Select Component: flatten_customer_addresses (left-hand pipeline)

  • This section of the pipeline will pass through the customer id and addresses field in order to flatten the array of addresses and build out a customer address table. Click in the first text field in the Expression column. Select "id" from the list of fields (#1). Type "id" in the Alias column (#2) (or click on the magic wand icon [#3].) Then click on the plus icon to the right of the Alias value to add another field (#4). In the Expression column for the second field select "addresses" (#5).  Pass the addresses field into the Flatten function like this: Flatten(addresses) (#6) Type "address" in the Alias column (#7). For more information on the Flatten function see this article. Click Save. thumbnail image

Select Component: map_customer_addresses (left-hand pipeline)

  • Click Autofill to bring in all the fields from the previous component. Pass the address field into the JsonStringToMap function like this: JsonStringToMap(address) Type "address" in the Alias column. For more information on the JsonStringToMap function see this article. Click Save.thumbnail image

Select Component: parse_customer_address (left-hand pipeline)

  • Click Autofill to bring in all the fields from the previous component. Parse the nested address fields using this syntax: field_name#'key'.For example, address#'first_name'. For any of the non-string fields, explicitly cast them to the appropriate data type. For example, (long)address#'id'. For more information on parsing JSON data see this article. Click Save. thumbnail image

Destination Component: customers_addresses_destination

  • The template shows a Redshift destination component; however, if you'd prefer to use a different destination, delete the Redshift component and select a destination component of your choice. thumbnail image
  • Choose target connection - Select your target connection. If you haven't created your connection yet, click + New. thumbnail image
  • Destination properties - Fill in the values for target schema and table, select an operation type, pre or post-action SQL, and advanced options.
  • Schema mapping - Click Auto-fill to bring in all of the fields. If you've selected a Merge operation type, click the Key box next to the merge key field(s). Click Save.thumbnail image

Select Component: parse_customer_address (right-hand pipeline)
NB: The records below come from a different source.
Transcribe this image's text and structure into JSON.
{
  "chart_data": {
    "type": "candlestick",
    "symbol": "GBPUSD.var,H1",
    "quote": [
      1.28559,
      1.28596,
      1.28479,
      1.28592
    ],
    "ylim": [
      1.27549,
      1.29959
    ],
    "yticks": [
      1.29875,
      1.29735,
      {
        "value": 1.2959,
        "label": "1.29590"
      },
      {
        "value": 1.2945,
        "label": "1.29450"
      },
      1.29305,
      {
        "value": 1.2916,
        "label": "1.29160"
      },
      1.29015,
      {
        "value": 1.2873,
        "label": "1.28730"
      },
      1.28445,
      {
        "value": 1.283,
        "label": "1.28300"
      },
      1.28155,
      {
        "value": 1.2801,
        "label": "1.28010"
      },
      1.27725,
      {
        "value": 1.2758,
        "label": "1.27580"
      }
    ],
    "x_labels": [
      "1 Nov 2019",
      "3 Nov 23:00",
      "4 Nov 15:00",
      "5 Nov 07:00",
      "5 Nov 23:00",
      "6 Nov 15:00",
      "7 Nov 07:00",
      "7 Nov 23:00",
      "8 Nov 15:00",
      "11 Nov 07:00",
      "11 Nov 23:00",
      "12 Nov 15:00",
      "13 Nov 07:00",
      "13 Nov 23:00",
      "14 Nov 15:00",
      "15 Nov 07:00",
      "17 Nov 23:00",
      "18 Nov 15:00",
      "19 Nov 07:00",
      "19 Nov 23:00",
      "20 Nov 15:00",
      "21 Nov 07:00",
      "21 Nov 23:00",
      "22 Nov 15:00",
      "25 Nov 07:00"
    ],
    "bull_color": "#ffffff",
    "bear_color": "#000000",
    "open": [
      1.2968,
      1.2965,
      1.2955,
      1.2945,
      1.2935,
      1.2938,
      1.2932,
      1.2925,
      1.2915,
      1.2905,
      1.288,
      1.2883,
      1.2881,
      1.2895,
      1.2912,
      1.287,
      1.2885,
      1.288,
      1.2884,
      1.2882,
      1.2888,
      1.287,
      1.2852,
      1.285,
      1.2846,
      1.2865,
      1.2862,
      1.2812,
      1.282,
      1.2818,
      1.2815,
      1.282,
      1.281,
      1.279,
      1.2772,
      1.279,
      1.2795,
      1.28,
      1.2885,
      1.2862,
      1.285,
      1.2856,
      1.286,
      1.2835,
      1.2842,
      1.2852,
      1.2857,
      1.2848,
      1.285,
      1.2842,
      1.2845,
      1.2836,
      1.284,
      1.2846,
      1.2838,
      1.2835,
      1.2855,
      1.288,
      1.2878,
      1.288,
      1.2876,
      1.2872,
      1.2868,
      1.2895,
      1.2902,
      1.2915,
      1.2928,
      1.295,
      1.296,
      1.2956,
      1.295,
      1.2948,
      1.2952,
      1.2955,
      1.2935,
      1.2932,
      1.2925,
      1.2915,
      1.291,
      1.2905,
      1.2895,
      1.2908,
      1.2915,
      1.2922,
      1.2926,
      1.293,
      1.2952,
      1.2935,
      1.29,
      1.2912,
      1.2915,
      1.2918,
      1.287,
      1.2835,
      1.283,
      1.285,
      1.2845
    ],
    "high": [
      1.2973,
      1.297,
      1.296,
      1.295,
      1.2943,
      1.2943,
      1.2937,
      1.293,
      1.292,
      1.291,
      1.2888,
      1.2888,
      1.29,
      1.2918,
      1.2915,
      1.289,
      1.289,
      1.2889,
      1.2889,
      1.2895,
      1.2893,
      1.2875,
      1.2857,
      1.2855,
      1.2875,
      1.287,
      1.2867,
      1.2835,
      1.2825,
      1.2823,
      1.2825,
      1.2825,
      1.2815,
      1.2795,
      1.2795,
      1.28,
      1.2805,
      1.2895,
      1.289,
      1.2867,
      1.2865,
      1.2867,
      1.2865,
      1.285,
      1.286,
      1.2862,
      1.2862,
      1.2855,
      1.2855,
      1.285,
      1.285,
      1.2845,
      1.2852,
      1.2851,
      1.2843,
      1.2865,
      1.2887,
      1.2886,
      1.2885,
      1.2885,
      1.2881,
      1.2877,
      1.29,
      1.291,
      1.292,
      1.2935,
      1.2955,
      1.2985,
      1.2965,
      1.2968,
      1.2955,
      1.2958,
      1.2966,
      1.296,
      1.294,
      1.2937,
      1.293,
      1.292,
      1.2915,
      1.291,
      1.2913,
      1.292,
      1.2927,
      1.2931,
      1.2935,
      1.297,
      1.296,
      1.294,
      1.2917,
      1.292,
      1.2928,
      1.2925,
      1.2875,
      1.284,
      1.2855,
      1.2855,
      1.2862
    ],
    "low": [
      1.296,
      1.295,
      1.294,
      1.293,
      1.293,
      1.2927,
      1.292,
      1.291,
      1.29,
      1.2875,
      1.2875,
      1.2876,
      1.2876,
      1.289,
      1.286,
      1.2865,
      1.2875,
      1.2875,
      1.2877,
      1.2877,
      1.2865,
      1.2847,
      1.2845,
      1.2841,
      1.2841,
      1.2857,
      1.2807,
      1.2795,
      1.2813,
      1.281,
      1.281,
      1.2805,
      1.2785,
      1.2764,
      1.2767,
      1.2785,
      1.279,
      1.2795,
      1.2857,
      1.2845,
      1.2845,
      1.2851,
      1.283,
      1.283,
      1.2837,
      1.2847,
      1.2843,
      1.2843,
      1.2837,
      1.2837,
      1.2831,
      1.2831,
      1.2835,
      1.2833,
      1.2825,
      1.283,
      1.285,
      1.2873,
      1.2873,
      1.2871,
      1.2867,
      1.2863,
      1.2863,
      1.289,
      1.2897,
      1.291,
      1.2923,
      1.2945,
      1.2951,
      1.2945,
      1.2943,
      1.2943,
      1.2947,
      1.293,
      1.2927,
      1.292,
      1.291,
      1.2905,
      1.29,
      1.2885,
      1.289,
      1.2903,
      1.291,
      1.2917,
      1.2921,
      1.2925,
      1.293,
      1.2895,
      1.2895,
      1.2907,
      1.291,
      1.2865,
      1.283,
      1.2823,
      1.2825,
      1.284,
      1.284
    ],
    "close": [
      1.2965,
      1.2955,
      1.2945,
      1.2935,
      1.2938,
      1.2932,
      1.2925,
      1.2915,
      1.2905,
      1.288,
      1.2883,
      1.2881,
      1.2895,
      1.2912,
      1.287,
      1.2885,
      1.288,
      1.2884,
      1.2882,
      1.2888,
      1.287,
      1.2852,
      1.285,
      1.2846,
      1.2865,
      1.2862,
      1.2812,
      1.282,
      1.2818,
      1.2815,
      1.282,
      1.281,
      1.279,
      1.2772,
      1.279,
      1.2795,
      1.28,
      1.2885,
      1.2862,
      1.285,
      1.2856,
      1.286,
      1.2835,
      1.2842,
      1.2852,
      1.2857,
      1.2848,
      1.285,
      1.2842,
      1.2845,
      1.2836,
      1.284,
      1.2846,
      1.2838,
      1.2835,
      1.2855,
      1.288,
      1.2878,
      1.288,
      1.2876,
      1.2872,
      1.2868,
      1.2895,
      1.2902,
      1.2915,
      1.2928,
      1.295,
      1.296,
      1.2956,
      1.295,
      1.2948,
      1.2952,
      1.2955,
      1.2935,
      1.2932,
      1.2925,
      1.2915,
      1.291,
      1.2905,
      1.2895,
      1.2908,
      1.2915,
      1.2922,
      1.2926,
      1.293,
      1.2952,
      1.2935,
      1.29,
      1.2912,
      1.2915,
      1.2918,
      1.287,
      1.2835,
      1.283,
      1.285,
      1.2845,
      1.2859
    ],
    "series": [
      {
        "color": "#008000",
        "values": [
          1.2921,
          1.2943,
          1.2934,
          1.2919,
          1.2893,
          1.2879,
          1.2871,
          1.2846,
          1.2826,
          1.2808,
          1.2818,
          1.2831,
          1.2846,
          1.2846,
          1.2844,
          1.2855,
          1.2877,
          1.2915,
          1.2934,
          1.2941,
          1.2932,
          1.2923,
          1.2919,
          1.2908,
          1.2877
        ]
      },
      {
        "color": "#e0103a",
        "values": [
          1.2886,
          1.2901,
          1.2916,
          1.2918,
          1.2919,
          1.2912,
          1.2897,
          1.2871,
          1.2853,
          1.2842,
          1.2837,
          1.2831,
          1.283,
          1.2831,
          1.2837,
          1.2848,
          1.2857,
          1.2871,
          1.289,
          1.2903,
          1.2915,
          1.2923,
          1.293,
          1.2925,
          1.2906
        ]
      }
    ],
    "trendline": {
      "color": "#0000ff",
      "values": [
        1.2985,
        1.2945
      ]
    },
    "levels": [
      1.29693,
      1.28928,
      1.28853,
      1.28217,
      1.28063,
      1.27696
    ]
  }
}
  • This section of the pipeline will pass through all of the fields except for the addresses field and builds out a customers table. Add another Select component after the Clone component. Click Autofill to bring in all the fields from the previous component. Then click the x icon next to the addresses field to remove it. Parse the nested fields inside the default_address field using this syntax: field_name#'key'. For example, default_address#'first_name'. Setting up this component is very similar to setting up the parse_customer_address component on the left-hand pipeline. For more information on parsing JSON data see this article. Click Save.

Destination Component: customers_destination (right-hand pipeline)

  • Follow the same steps to set up this component that you did to set up the customer_address_destination component on the left-hand pipeline.